Step 6: Test with Real Scenarios
Testing an agent is different from testing a function. A function has deterministic inputs and outputs, an agent has probabilistic behavior that varies across runs. Testing needs to cover three dimensions: task success (does the agent complete the task correctly?), efficiency (how many iterations does it take?), and safety (does it stay within guardrails?).
Build a test suite of 20 to 50 realistic tasks, including easy cases, hard cases, edge cases, and adversarial cases. Easy cases validate that the basic loop works. Hard cases test the agent's ability to reason across multiple tool calls and handle ambiguous information. Edge cases test what happens when tools fail, return empty results, or return unexpected data. Adversarial cases test what happens when the input tries to trick the agent into bypassing its instructions or taking unauthorized actions.
Run each test case multiple times (at least 3 to 5 runs) because agent behavior is not deterministic, the model might reason differently on each run. Track the success rate, the average number of iterations, the average cost, and any guardrail violations.
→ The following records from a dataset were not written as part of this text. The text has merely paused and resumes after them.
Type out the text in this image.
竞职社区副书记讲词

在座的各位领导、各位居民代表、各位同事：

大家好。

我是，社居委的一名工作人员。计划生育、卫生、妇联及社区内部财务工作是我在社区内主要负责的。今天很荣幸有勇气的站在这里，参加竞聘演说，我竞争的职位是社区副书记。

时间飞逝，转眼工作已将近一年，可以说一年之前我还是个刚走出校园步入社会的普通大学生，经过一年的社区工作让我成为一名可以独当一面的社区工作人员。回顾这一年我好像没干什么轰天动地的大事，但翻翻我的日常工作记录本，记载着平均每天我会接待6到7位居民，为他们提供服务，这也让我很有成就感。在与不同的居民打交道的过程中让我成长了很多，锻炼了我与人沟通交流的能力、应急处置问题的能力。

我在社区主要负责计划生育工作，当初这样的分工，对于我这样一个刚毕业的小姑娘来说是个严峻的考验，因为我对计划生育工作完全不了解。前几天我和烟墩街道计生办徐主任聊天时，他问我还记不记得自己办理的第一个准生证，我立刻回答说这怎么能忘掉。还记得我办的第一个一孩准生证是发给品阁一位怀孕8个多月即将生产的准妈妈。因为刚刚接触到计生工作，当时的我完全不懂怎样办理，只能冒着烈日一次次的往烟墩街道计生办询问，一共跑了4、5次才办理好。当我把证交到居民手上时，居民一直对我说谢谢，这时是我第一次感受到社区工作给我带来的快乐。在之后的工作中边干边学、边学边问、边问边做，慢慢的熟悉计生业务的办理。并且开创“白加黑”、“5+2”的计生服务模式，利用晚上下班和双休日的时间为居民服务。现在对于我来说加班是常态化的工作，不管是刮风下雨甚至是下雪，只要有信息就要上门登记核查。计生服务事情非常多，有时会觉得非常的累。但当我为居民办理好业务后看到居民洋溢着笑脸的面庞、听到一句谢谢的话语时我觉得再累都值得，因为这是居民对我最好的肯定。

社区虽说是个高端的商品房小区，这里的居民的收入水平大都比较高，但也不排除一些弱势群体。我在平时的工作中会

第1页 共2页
This gives you a baseline to measure improvements against as you refine the system prompt, tool definitions, and guardrail logic. The agent evaluation guide covers structured approaches to agent testing in production.
Building your first agent requires six steps: define a narrow task, build the tool layer with clear schemas, implement the loop (or use a framework), add context management, add guardrails and limits, and test with realistic scenarios. Start with 2 to 5 tools, a maximum of 10 iterations, and a copilot pattern where the agent suggests and the human approves. Expand scope only after the basic loop is reliable.